Permission to Be Stubborn
April 29, 2008 by eclexia
One of the more bizarre things about how people perceive me is that I can look both (1) like a pushover and (2) obstinately stubborn.
The first observation is explained, I think, by the fact that I have a very wide tolerance for things and so there are many times I just don’t care either way. When it looks like I’m giving in, I’m really not. The question or issue at hand just doesn’t matter enough to me to exert the energy to come up with an opinion or preference.
The second observation about me is explained, I think, by the fact that I am…
…actually stubborn when something does matter to me or when I believe something strongly.
In a profound and thought-provoking post, Codepoke discusses how physics and the science of light gives him permission to be theologically stubborn in his viewpoints concerning Calvinism and Arminianism.
As a person who seems determined (or is it predestined?) to live most of my life holding opposite tensions in each of my hands (perhaps on each side of my brain), this post put into words why I am not able to resolve such tensions by compromise or camping out in the middle ground.
It articulates why I like theology and listening to people at the extremes, even while I feel myself pulled between the extremes, neither really in either extreme nor hanging out somewhere between them. Perhaps I’ve made my home in the No-Man’s Land of cognitive dissonance. It’s not always fun. It sometimes feels insane. But reading this post, I’m reminded again of why I don’t feel like I can maintain my internal integrity and “pick a side” on a lot of theological issues.

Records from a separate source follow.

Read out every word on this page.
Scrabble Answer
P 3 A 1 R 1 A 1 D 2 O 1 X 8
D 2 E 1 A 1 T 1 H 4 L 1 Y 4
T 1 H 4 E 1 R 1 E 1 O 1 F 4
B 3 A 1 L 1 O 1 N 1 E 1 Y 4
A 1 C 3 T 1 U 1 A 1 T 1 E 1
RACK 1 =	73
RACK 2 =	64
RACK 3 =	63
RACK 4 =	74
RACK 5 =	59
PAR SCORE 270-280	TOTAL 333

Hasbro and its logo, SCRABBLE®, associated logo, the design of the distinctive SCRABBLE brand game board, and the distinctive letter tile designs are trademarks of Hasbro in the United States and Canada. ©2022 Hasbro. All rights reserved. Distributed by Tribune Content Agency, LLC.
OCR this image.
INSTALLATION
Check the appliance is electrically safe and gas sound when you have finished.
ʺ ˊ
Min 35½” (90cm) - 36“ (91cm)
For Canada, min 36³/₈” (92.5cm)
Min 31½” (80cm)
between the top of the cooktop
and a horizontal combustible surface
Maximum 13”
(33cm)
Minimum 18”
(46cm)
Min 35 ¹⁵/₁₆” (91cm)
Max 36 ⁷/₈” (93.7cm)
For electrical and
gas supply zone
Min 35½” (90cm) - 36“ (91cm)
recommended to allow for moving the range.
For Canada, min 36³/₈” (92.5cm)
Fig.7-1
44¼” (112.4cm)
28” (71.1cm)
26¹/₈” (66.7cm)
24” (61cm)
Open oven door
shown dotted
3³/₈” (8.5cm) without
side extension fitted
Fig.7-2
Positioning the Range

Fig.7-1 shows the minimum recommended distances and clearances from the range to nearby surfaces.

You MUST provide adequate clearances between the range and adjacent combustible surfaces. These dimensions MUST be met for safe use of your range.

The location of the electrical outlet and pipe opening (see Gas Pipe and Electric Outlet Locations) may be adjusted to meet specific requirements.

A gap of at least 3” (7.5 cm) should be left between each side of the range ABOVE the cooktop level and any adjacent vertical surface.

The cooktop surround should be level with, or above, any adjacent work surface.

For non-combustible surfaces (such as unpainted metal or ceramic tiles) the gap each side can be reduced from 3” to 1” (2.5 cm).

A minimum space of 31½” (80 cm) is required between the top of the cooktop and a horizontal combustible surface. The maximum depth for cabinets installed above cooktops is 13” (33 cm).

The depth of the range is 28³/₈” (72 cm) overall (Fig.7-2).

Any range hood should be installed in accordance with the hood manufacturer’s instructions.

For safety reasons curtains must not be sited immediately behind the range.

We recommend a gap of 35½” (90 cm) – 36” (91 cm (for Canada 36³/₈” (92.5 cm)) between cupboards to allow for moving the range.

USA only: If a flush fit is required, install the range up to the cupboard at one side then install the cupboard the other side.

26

Even when I speak with conviction from the perspective of one side, I don’t find myself able to actually argue against “the other side” in a way that seeks to dismantle it as pure error, through and through.
I’m not waffling on there being truth or not. There are teachings which I believe are erroneous, and which stand in contrast to The Truth. I’m not talking about that in this post, but rather the kinds of things that theologians have argued about, fought about and excommunicated opponents over for centuries, without ever being able to satisfactorily resolve once and for all what is The Truth of The Matter. The kinds of things that both sides use the same verses to prove their points with.
Funny enough, reading Codepoke’s post I realized how much I actually like being able to say “we’re both right.” That’s why I’d never be a very good debater. I really want to be able to hold firmly to what I see as true and right, while being able to make space to hear and understand things just as strongly from your perspective. Somehow, what sounds like the opposite view doesn’t so much water down my own, but holds it in a realistic tension that I think is important (perhaps even essential) in the context of my limited understanding.
Well, I’m rambling and struggling to find words for the very thing that I think Codepoke has already articulated so well. I hope you’ll go read his thoughts.